Y las veces que éste habla, es la de sus palabras una sencilla pero grande elocuencia. Ahí está ese largo parlamento de la última escena, en que Zoilo define, sin salirse de lo coloquial, su trance agónico. Pocos ejemplos habrá más rotundos de prosa, pobre prosa, sublimada en poesía por la necesidad dramática, como el magnífico
«¿Güeña pa qué?»que clausura la acción de la tragedia. Sería exageración pretender que la observancia de la manera naturalista no ha causado algún menoscabo a la obra. Concesiones a la oportunidad pintoresca no faltan en ella. Pero nada son esas pequeñas taras a la vera de ciertos hallazgos de expresión trágica que aquella manera ha hecho posibles. Como el de la muerte de la tísica, por ejemplo. El telón cae en el segundo acto ante una Robustiana esperanzada, ante la manifestación mas vehemente de su anhelo de vida, y al levantarse en el tercero descubre un mudo testigo de su muerte: la cama de hierro desarmada en el exterior de la casa. Es difícil imaginar un más formidable aporte del naturalismo a la tragedia que ese efecto ¡de utilería! El nexo emocional es tan estrecho que apenas puede tolerar el intervalo que el realismo exige. En verdad la obra toda tiene tal configuración clásica que pese a sus cambios de escena y discontinuidades de acción, resulta de ella una impresión de maciza unidad.

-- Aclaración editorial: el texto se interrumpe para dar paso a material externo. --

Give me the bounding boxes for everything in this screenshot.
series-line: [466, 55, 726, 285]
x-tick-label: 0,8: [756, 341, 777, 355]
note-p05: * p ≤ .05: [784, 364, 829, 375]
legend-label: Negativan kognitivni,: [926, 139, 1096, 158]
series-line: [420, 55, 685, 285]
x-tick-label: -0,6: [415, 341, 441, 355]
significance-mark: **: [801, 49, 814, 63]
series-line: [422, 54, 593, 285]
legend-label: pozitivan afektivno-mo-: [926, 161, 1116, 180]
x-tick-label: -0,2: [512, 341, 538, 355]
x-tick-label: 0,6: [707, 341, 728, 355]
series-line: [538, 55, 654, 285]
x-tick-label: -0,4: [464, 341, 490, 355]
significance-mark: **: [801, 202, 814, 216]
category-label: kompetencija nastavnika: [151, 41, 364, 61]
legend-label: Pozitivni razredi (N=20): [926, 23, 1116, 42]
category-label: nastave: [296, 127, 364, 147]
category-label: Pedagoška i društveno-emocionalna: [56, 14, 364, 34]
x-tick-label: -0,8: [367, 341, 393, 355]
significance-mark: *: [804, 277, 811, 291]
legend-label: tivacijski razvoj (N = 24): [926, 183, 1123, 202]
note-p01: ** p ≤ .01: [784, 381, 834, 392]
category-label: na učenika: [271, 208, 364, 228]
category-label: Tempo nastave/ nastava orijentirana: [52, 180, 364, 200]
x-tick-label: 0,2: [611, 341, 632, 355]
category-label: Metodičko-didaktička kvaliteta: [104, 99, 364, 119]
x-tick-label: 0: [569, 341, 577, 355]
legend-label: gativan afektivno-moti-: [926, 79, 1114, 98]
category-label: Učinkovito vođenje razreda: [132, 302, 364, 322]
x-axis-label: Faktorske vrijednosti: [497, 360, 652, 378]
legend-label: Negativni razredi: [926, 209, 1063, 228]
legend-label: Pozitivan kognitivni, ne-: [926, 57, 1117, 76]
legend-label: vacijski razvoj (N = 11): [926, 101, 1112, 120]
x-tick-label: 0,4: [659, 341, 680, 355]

Otras obras de Sánchez interesarán siempre como testimonio de las costumbres de una época -En familia, los sainetes- o del lirismo combativo de una generación -Nuestros hijos, M'hijo el dotor, Los derechos de la salud-. La gringa, un plan poético irrealizado, tendrá vida tan larga como actualidad su problema; Los muertos quedará como el gesto más audaz de una modalidad escénica pasada; pero es Barranca abajo la obra que perdurará por su poesía, por la nobleza de su emoción y su procedimiento.
Es también la obra de Sánchez a que una nueva generación puede sentirse afecta. Y es el momento de preguntarse: ¿El viejo Zoilo no está en camino más cierto para el teatro nacional que semidioses, princesas y juglares? Es sin duda camino más espinoso para la creación poética, camino que hay que abrir, pero las dificultades deben ser acicate y no freno para el poeta, y hoy veríamos con menos pesadumbre el penoso esfuerzo y aun el fracaso en esa lucha, que el dócil acogerse a fábulas exóticas de nuestros dramaturgos en germen. En su fuga indiscriminada, su comprensible horror al naturalismo, cárcel que quieren evitar, se ha traducido finalmente en una repugnancia a la realidad, a la realidad nuestra, del lugar y del tiempo, como si a ella pudiera y debiera permanecer ajeno el teatro. ¿Acaso no habría otras vías para expresarla?"